CLEVELAND — This year marks NASA Glenn Research Center’s 85th anniversary. The facility, which is one of 10 NASA research centers across the country, has enabled some of NASA’s most famous space missions.
What You Need To Know
The Zero Gravity Research Facility was originally built during the space race era of the 1960s.
Its still functional today and helps researchers around the world better understand the nature of microgravity.
Currently, researchers are assessing the flammability of different fabrics which could be used during future Artemis missions.
An integral part of the NASA Glenn Research Center is the Zero Gravity Research Facility, which was originally built in the 1960s during the space race. NASA Glenn Research Center engineer Vittorio Valletta explained how the facility came to be.
“The guys would have to be lowered down, and then a crane would bring them down, and that would be how they would excavate the dirt little by little,” Valletta said.
Workers dug the 510-foot pit by hand.

Workers hand-dig the pit used for the Zero Gravity Research Facility (Courtesy: NASA)
“Within that 510 ft is a 460 ft steel vacuum chamber,” Valletta said. “And then we utilize 430 ft for the drops to create 5.18 seconds of microgravity.”
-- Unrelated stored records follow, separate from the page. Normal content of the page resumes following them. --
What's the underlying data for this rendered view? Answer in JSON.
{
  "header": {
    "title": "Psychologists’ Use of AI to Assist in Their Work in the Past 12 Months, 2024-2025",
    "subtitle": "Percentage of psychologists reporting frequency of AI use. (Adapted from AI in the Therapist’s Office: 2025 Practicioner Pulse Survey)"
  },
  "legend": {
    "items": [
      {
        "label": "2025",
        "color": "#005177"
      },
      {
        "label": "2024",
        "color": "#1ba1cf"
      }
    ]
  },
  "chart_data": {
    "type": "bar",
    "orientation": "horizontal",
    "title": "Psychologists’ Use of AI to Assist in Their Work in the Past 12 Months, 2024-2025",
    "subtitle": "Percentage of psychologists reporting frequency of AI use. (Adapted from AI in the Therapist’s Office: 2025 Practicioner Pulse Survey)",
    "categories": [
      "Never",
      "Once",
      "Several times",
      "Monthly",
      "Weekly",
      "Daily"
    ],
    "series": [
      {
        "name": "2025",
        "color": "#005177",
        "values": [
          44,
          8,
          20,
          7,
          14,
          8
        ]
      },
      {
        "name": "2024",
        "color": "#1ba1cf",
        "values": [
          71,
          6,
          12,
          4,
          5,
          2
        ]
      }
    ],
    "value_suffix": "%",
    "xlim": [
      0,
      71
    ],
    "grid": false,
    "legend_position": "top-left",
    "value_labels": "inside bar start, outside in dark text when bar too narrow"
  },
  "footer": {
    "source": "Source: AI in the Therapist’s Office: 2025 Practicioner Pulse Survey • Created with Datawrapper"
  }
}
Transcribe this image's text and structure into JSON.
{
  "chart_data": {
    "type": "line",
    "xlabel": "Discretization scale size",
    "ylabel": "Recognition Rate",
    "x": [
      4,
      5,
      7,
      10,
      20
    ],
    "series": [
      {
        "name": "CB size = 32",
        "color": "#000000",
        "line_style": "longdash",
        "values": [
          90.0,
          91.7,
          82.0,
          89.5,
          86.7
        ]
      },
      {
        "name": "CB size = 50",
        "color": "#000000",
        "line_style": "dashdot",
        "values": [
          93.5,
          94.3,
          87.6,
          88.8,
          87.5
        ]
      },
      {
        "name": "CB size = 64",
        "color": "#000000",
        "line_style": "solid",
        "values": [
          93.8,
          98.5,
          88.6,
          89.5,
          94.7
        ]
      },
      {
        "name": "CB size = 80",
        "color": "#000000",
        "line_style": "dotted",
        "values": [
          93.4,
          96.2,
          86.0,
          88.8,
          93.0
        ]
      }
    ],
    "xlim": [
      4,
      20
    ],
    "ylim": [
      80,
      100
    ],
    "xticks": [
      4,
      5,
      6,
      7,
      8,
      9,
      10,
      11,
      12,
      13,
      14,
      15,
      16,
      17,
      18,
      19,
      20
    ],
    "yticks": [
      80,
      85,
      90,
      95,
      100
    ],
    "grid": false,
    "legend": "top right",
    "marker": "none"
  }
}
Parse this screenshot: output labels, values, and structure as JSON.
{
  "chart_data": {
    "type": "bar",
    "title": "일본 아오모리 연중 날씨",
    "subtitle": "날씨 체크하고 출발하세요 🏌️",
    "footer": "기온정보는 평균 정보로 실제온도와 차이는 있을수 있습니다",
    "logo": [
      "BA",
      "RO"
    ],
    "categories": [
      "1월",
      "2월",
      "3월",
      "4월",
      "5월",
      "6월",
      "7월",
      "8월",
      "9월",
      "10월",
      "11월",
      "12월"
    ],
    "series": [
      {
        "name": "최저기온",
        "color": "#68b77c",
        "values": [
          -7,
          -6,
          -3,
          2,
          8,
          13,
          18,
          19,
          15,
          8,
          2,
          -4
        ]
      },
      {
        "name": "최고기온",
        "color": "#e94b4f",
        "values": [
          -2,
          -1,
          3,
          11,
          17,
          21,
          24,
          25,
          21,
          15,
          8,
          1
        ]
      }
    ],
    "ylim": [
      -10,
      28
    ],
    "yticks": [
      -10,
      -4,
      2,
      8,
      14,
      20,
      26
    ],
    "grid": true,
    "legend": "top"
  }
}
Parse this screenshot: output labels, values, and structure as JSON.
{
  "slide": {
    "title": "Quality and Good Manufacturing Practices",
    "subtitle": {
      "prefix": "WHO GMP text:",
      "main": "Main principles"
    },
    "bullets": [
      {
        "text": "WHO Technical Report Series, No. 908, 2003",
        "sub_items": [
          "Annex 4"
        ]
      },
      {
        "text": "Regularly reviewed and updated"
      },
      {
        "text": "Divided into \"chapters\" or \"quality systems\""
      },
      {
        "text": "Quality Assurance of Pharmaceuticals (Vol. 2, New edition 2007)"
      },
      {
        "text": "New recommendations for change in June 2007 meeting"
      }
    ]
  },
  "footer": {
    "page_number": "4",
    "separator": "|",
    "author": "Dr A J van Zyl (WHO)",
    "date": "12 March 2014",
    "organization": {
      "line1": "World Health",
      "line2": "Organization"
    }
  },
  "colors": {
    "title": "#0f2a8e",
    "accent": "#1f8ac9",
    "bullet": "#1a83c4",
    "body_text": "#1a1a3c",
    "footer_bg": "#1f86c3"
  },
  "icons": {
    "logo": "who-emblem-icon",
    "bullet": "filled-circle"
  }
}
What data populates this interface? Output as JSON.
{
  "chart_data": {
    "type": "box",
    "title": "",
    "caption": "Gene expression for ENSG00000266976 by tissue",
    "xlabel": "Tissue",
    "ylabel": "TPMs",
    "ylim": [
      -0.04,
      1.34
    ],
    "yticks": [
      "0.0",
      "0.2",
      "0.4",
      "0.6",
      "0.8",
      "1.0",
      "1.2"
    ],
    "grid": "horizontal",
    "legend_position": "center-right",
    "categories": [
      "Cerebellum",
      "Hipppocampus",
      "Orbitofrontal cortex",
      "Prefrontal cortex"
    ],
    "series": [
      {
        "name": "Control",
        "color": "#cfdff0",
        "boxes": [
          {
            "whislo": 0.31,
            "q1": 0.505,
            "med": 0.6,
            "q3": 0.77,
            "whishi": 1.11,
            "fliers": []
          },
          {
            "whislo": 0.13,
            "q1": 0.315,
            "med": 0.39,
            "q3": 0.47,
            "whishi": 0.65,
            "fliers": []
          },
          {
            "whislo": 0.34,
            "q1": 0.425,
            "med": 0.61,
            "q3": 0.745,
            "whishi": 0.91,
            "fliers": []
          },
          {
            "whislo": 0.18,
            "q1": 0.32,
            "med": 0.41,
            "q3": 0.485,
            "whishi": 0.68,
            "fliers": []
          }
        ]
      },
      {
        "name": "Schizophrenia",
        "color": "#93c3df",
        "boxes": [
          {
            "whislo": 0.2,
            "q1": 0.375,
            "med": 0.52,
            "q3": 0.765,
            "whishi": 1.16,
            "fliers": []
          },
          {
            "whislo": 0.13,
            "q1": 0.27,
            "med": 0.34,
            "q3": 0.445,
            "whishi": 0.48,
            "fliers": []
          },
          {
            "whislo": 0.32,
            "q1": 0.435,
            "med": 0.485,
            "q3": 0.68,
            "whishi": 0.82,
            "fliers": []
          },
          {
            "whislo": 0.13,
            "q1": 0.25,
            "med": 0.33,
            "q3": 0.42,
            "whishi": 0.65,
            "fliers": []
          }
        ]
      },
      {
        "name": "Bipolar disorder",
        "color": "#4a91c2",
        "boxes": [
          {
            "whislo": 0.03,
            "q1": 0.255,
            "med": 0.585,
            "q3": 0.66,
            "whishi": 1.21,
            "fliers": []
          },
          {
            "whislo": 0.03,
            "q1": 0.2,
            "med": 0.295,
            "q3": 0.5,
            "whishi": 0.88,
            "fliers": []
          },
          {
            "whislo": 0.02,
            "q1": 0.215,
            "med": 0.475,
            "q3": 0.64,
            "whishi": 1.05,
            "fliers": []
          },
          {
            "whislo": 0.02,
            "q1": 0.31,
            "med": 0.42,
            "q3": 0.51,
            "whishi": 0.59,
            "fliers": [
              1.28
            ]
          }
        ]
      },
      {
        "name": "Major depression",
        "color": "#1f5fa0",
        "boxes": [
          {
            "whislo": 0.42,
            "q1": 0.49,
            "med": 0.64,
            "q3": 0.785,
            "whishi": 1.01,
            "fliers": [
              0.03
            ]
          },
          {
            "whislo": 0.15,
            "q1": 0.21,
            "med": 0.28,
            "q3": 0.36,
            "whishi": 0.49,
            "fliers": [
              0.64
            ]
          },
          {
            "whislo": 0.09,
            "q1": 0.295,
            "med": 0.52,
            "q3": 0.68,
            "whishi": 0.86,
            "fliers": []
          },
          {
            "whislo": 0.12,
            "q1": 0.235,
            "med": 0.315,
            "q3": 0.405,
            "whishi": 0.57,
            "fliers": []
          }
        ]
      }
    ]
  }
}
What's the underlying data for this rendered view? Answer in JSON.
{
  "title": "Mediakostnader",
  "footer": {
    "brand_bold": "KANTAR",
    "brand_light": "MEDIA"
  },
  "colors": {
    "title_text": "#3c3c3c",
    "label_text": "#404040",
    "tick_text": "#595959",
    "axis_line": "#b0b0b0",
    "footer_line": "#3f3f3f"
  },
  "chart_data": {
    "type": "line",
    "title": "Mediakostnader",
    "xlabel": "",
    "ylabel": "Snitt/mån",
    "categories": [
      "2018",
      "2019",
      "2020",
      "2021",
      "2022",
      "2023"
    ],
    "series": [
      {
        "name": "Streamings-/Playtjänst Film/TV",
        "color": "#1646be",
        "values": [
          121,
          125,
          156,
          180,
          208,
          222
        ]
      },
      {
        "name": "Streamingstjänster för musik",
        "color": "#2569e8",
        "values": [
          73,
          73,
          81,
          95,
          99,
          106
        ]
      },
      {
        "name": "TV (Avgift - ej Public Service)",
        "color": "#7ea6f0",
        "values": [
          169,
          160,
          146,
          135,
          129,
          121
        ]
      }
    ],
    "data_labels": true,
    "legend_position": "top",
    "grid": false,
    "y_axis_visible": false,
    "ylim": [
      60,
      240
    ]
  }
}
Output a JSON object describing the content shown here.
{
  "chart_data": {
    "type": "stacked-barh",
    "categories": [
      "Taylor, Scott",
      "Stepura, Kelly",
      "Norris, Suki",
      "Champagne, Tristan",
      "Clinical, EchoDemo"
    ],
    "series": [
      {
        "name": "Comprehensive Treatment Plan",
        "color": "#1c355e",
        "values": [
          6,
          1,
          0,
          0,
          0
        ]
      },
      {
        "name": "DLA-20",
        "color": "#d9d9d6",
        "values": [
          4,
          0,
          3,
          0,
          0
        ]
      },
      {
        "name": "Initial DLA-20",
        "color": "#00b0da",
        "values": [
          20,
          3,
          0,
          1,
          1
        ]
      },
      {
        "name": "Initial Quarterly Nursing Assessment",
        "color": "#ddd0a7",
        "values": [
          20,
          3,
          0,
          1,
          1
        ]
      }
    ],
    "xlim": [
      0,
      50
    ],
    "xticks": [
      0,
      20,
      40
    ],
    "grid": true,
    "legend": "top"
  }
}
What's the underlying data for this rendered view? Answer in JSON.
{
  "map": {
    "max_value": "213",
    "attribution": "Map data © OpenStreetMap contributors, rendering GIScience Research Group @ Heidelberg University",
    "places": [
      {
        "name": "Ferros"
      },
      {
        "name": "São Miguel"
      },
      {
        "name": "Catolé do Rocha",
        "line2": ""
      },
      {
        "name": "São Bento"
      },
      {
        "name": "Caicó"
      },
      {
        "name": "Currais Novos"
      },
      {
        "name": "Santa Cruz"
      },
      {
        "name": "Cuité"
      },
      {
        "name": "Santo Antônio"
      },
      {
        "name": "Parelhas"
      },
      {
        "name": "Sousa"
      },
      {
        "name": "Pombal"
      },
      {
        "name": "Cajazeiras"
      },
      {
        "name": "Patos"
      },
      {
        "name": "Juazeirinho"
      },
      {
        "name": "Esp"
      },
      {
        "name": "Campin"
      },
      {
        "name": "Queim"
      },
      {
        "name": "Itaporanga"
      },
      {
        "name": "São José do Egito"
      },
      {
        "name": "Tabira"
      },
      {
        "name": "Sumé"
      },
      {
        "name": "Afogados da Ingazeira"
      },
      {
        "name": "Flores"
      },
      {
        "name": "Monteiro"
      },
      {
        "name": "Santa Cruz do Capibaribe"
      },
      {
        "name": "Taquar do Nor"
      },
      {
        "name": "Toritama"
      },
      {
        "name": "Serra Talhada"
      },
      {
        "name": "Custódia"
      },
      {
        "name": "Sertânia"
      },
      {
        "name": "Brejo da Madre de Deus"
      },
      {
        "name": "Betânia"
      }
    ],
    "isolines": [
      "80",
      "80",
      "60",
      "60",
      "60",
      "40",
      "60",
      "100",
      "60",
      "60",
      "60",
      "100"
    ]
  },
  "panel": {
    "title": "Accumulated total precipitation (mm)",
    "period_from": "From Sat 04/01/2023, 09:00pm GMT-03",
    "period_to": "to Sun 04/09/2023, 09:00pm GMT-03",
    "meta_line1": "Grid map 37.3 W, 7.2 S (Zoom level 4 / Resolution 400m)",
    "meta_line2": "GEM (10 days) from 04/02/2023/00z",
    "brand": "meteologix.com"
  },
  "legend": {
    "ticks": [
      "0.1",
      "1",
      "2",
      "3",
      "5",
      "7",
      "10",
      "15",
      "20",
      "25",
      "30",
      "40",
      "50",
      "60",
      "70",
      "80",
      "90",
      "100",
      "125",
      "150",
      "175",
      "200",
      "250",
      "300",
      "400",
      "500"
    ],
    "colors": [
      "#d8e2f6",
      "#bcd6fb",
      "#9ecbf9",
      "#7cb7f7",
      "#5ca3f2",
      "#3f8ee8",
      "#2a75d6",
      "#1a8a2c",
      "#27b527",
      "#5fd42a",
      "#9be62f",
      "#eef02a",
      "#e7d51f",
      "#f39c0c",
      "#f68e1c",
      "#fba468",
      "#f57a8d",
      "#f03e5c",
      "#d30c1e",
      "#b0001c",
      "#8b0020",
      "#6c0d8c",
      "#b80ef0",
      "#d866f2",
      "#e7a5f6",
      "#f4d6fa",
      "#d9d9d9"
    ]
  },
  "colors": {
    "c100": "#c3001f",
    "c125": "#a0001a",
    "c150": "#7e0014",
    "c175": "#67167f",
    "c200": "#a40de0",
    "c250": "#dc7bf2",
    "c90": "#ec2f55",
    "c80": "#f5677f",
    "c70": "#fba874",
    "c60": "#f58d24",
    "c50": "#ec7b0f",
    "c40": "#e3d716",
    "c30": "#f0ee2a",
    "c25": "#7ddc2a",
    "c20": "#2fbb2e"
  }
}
Decades after the space race, the facility is still in use.
Researchers dropped ‘rigs’ fitted with experimental equipment down the steel vacuum chamber. Valletta said these rigs weigh about the same as a Mini Cooper.
Through their research, they’ve learned fire behaves differently in microgravity. Through a camera inside the rig, researchers captured how a flame looks as gravity changes.

A flame experiencing Earth gravity (left), compared to a flame experiencing microgravity (right) (Courtesy: NASA)
To be cost-effective and to ensure they can collect their findings, scientists need to make sure the rig survives the fall.
“So the way that we do that is we have expanded polystyrene beads, which are basically just Styrofoam balls that you’d find, you know, in a beanbag chair,” Valletta said. “And, this is in a bucket down below filled about 20 ft deep with those beads.”
NASA researchers run these tests several times a week, which helps researchers around the world acquire a better understanding of microgravity.